After the Prime Minister’s policy speech at the beginning of a Diet session, the two Houses each hold plenary Q&A sessions where party leaders get a chance to take a crack at the Prime Minister. The Lower House goes firs. Yesterday, on the first day, the DPJ and LDP took turns: for the DPJ, Ichiro Ozawa and his deputy Yukio Hatoyama; for the LDP, Mr. Aso’s party deputy Hiroyuki Hosoda.
The questions are always prefaced by statements. Mr. Ozawa did not even bother to ask a question. Instead, he demanded that the LDP vacate the Prime Minister’s chair to the opposition and open the way to an immediate election, then went on to give an exposition of the DPJ’s post-election plans—an outline of the new election manifesto in the works. So the Prime Minister opened with questions and the opposition leader countered with a policy statement. Fair is foul and foul is fair. The questions aside, Mr. Hatoyama also went after the LDP, while Mr. Hosoda went after Mr. Ozawa—an indication of where the DPJ and LDP each think that the weakness of its opponent lies.

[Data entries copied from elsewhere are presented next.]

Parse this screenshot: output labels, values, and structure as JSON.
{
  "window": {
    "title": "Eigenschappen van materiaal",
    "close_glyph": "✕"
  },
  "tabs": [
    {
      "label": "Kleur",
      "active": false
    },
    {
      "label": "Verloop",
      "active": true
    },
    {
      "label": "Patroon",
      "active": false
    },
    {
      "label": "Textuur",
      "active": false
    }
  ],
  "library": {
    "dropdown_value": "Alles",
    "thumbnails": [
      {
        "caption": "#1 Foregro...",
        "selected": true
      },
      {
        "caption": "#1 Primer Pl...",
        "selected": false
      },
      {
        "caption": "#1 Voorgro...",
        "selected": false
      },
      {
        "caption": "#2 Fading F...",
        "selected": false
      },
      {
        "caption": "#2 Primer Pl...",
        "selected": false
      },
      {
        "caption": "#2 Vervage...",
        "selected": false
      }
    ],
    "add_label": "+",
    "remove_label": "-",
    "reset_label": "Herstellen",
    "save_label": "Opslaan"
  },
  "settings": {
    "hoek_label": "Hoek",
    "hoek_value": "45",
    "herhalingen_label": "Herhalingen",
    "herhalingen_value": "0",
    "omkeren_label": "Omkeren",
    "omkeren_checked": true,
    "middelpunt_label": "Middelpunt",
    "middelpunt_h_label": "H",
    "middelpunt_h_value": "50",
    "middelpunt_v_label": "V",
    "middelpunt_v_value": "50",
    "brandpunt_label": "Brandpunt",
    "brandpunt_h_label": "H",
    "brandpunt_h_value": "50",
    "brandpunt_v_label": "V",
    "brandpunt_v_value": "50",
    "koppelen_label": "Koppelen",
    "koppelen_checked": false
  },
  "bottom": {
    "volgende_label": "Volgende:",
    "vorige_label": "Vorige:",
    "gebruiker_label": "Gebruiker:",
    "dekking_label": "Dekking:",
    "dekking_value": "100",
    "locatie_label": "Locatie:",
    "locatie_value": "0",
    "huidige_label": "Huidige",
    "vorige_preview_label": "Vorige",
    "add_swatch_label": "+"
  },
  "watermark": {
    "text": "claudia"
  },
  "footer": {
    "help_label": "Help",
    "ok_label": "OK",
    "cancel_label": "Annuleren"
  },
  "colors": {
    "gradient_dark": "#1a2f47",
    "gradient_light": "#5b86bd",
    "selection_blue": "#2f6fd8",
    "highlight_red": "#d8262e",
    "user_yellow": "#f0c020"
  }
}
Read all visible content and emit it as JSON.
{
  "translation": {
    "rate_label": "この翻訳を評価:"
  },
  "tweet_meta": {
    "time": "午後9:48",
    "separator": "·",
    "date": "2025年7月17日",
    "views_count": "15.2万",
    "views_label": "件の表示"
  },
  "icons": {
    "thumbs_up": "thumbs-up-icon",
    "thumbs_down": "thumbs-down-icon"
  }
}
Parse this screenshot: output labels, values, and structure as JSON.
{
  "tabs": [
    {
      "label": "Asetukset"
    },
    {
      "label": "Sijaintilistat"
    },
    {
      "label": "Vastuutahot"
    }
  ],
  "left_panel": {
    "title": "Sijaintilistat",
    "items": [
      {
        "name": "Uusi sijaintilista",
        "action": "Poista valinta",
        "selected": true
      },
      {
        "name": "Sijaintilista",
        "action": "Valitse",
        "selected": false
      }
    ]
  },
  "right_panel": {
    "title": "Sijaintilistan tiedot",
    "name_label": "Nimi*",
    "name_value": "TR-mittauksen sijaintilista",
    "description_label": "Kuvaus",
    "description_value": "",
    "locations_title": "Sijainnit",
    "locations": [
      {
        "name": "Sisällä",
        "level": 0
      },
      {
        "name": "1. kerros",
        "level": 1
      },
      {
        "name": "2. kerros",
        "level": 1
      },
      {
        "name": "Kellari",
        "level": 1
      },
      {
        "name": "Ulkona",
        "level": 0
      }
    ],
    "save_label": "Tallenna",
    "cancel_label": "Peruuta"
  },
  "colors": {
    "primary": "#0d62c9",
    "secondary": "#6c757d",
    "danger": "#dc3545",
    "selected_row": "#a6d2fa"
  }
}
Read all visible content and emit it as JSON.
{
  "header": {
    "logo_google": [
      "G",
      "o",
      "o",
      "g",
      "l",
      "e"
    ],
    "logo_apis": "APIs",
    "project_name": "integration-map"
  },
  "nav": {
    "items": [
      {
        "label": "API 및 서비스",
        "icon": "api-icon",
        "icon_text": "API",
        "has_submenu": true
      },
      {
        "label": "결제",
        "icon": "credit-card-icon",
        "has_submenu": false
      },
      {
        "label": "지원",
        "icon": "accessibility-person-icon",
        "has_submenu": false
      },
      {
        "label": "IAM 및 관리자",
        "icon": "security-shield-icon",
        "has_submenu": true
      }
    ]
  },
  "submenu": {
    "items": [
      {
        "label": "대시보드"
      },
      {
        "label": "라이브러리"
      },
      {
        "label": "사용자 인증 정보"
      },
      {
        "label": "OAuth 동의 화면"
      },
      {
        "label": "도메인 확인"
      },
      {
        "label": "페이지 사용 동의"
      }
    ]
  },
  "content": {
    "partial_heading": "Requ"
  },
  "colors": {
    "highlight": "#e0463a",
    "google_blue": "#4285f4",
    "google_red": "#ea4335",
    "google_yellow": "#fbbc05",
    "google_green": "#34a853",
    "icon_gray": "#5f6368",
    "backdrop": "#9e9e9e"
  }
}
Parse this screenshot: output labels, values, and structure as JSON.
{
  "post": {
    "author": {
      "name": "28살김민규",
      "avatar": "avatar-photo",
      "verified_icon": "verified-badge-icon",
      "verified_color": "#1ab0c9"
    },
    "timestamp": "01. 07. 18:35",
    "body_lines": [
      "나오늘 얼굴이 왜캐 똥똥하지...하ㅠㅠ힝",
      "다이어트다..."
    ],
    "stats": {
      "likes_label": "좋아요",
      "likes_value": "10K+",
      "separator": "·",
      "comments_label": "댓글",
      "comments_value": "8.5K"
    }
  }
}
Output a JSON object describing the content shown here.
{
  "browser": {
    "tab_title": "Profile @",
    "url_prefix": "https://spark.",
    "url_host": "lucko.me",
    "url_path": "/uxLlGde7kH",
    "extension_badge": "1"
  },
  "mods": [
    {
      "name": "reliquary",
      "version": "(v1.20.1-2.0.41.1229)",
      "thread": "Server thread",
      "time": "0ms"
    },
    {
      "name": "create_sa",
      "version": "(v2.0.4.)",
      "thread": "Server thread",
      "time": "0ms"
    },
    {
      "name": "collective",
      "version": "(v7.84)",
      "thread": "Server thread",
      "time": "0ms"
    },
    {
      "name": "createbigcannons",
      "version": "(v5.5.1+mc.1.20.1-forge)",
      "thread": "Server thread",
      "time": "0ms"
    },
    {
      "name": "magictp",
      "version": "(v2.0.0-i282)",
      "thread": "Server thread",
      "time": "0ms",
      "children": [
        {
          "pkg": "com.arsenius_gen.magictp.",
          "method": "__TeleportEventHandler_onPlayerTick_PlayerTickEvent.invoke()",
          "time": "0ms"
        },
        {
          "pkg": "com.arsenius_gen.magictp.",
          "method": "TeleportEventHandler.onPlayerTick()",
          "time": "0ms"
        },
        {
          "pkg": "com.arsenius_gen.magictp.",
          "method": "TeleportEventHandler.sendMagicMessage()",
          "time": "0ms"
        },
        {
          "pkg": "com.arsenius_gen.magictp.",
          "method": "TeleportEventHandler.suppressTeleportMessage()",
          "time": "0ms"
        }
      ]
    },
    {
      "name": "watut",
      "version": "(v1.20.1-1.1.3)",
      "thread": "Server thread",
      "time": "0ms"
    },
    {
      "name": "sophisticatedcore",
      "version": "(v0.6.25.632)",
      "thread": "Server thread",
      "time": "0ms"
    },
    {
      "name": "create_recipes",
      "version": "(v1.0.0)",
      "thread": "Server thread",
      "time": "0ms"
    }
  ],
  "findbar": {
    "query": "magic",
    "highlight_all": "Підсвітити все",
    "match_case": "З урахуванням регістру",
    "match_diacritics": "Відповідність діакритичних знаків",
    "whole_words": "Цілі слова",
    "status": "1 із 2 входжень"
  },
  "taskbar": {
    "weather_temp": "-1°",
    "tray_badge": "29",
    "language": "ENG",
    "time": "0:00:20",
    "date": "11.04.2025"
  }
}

In his response, Mr. Aso repeated his three-point agenda for this Diet session, that is, the fiscal stimulus/consumer protection agency/refueling operations package. On that, I’m changing my call: I see zero chance of bipartisan compromise on the consumer protection agency. The LDP-New Komeito coalition will have to use the Lower House supermajority override to get this one. The DPJ is not going to let Mr. Aso go into the Lower House general election as an outgoing, can-do leader against a destructive, old-school spendthrift politico if it can help it. The DPJ scenario has a reformist party working for you taking down a political bankrupt LDP beholden to the bureaucracy. Any bipartisan agreement will have to be on DPJ terms, not the Prime Minister’s.